Deneyim ve Bilginin Farkı Üzerine
- Mert Ali Aytaç
- 16 Eyl
- 2 dakikada okunur
Bildiğiniz üzere bilgiyi yazılı, sözlü, dijital birçok araç aracılığıyla elde edebiliyoruz ancak deneyim böyle değildir. Deneyimler okunarak anlanabilirler ancak okunarak yaşanılamaz ve insandaki tesiri yaşadıkları kadar olmaz. Bu sebepten deneyimlerin psikolojik ve ontolojik tarafı insanın zihninde bilgiye kıyasla çok daha farklı bir yerdedir ve unutulması bilgiden daha zordur.
Peki bu denemenin amacı nedir? Aslında bu denemenin amacı insanlara kendimin deneyim hakkındaki deneyimlerini ve müşahedelerini aktarmak. Ben kendim şunu müşahede ettim ki bir konuyu ne kadar okursak okuyalım o konuyu yaşamadığımız ve özellikle bu konu toplumsal bir konuysa o konuyu deneyimlemediğimiz veya o konuyu hakkında yeterince düşünmediğimiz sürece okuma hakkındaki söylevlerimiz sadece birer kıylükalden ibarettir. Peki kıylükal nedir? Kıylükal aslında en basit tabiriyle o onu dedi bu bunu dedi dediğimiz aktarımcılıktır ve insan özgün fikirlerini ancak deneyimleri sonucunda üretir. Bu sebeple bütün bilim insanları ve bütün filozoflar fikirlerini genellikle yaşlılık zamanlarında üretirler çünkü özgünlük ve deneyimler birbirleriyle doğru orantılıdır. Doğru orantılı olan bu iki mefhum benim hayatımı da çok derinden etkiledi ve ben de deneyim hakkındaki deneyimlerini bir deneme aracılığıyla insanlara aktarmak istedim.

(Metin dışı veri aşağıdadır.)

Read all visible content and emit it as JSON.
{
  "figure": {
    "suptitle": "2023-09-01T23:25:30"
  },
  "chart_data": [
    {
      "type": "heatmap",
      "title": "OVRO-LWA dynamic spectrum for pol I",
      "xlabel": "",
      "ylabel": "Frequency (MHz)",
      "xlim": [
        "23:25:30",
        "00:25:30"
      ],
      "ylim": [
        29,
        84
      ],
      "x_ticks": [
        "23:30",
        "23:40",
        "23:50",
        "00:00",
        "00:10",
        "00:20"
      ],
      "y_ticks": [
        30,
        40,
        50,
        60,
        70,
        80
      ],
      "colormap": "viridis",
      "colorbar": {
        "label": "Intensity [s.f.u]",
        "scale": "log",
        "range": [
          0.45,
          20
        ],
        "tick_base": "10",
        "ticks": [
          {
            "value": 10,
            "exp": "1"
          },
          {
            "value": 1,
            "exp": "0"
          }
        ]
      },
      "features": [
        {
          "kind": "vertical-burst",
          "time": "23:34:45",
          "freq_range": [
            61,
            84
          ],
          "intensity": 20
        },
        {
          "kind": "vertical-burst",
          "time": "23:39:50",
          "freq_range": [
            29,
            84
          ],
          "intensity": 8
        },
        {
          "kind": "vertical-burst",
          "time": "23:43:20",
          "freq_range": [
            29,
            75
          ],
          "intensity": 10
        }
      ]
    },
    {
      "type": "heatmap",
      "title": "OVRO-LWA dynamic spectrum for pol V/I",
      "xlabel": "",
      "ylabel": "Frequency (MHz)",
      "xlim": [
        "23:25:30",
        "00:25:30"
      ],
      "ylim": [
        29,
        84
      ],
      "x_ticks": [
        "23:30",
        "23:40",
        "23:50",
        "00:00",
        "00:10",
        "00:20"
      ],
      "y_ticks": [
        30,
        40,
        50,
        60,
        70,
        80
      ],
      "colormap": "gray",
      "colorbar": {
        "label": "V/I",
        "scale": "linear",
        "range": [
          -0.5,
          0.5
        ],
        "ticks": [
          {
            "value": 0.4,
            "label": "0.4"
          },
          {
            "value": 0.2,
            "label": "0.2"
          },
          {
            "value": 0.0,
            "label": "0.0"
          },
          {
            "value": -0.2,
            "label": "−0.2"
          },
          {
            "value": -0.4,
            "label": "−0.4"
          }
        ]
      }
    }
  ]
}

Öncelikle kendim hatamı kabul edeceğim bir kısımdan başlamak isterim, bu konu eşcinsellik konusu. Aşk üzerine yazdığım denemede de aslında bu konuya ufak bir atıf var ama tam olarak bir atıf yapmadım, eşcinsel insanlarla tanışana dek eşcinsel insanların hastalıklı insanlar olduklarına kanaat getirmiştim; okumalarım, yazdığım şeyler, yaptığım şeyler ve kafamdaki düşünceler beni bu düşünceye sevk etmişti. Ancak sonradan şunu anladım ki toplumsal birtakım konular; kadın erkek eşitsizliği, toplumsal sınıflar arasındaki uçurum, ekonomi modelleri, toplumsal ahlak modelleri gibi felsefi konular yalnızca teoride ve kağıt üstünde çözülebilecek veya bu tür şeyler üzerinden anlaşılabilecek konular değiller. Bu sebeple çok araştırmadığım veya deneyimlemediğim konularda yeterince konuşmamayı ve bu konularda en azından deneme yazmaktan kısmen uzak durmayı kendime salık verdim. Bazı konular özellikle de demin de bahsettiğim gibi toplumsal konular daha çok pratikte işleyen konular olduğu için teorik kısımları aslında çok da önemli değildir ve bu tür konularda teoride konuşmak pratikte hiçbir şey deneyimlemeden bunu yapmak kadar yanlıştır. Ki pratik olayları da incelediğimizde karşımıza utilitaryanist yani toplumsal faydacı bir felsefe çıkar, olaylar sonuçlarına göre değerlendirilir; her zaman etki, niyetten bağımsızdır ve değerlendirilen etkidir.
Öyleyse buradan şu sonuca varabiliriz ki deneyimlemek yani müşahede etmek bilgiden çok çok daha değerli ve çok çok daha kalıcıdır ve insanlar toplumsal konulardan, en azından bu konuları deneyimlemediği sürece, olabildiğince uzak durmalı ve temkinli yaklaşmalıdır.